Prior Authorization Reform Has Bipartisan Support, but is it Too Expensive?

April 25, 2024

The MMA’s top priority to reduce the use of prior authorization for a limited list of services continues to have bipartisan support at the Legislature. However, it is running into challenges with the cost of the reforms. 

Every bill that has a cost to a state program receives a fiscal note from the Minnesota Management and Budget Office. The Legislature is then required to allocate the money needed to pay for those costs. Because this is a non-budget year, there is very little new money available to spend. This is forcing legislative leaders to be creative in how prior authorization is addressed. 

Most of the cost related to prior authorization reform is to the Medical Assistance (MA) program and is related to how medications are financed. Minnesota receives significant revenues from drug companies through supplement rebates paid to get their medications on the preferred drug list. By prohibiting prior authorization for certain medications, patients will no longer be required to use the drugs on the preferred drug list and the state will lose the rebate revenue from the manufacturer. 

For example, a preliminary estimate from the Minnesota Department of Human Services said that the cost of prohibiting prior authorization for generic drugs and biosimilars would cost the state more than $100 million in lost rebate revenues. Even though the retail price of generic drugs is generally cheaper than brand name drugs, the net cost after rebates is not. While this may not make sense, the state is encouraging MA patients to use brand name drugs over generics to maximize rebate revenues. 
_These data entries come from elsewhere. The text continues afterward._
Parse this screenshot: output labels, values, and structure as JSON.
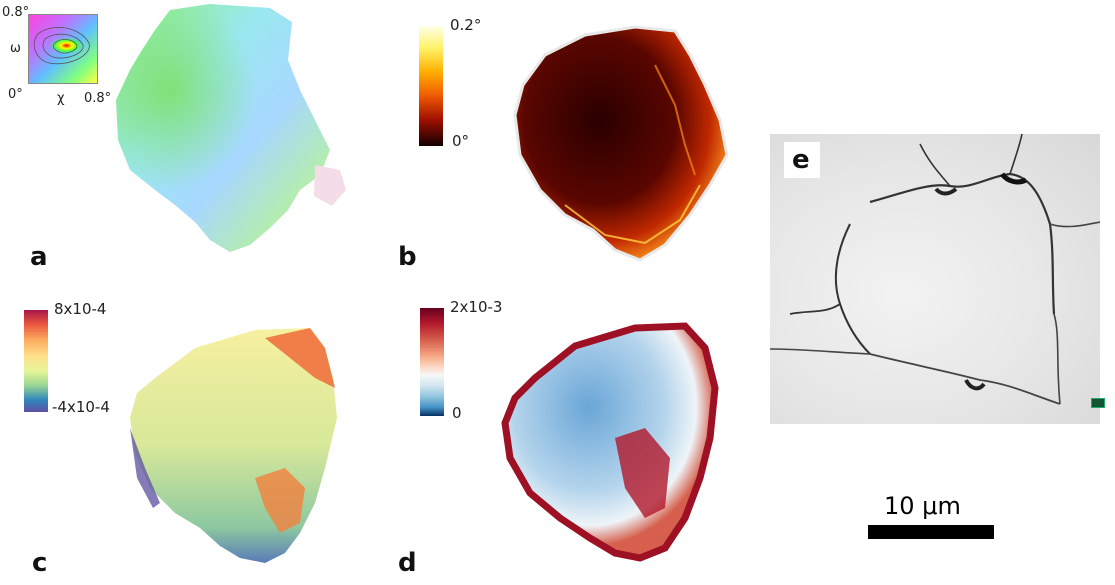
{
  "panels": {
    "a": {
      "letter": "a",
      "inset": {
        "y_axis_label": "ω",
        "x_axis_label": "χ",
        "top_tick": "0.8°",
        "origin_tick": "0°",
        "right_tick": "0.8°"
      }
    },
    "b": {
      "letter": "b",
      "colorbar": {
        "max_label": "0.2°",
        "min_label": "0°",
        "colormap": "black-red-yellow-white"
      }
    },
    "c": {
      "letter": "c",
      "colorbar": {
        "max_label": "8x10-4",
        "min_label": "-4x10-4",
        "colormap": "spectral"
      }
    },
    "d": {
      "letter": "d",
      "colorbar": {
        "max_label": "2x10-3",
        "min_label": "0",
        "colormap": "red-white-blue"
      }
    },
    "e": {
      "letter": "e",
      "scale_bar": {
        "label": "10 μm"
      }
    }
  },
  "colors": {
    "c_map_fill": "#d8e89a",
    "d_map_fill": "#9cc6e4",
    "b_map_fill": "#3a0400"
  }
}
Because of the cost of these rebate revenues, the authors of the prior authorization legislation are being forced to scale back some of the provisions in the bill. For example, instead of prohibiting prior authorization for needed mental health medications, the bill will require that prior authorization decisions be made within 48 hours, instead of the current five-day timeline. 

The bill still contains language that says once a prior authorization is approved for a chronic condition, the approval does not expire unless the treatment standard changes. The bill also extends all prior authorization laws to the state’s public programs, which is currently not the case.  And it requires health plans to annually report data on how often they use prior authorization, approve requests and deny them. This will help leaders better understand whether prior authorization remains an effective tool or a barrier to care. 

Both the Senate and House omnibus health and human services bills have prior authorization language included in them, but in different forms. After these bills pass their respective floors, there will be a 10-person conference committee formed to meet and work out the differences. The MMA remains optimistic that some prior authorization reform will be included in the final package.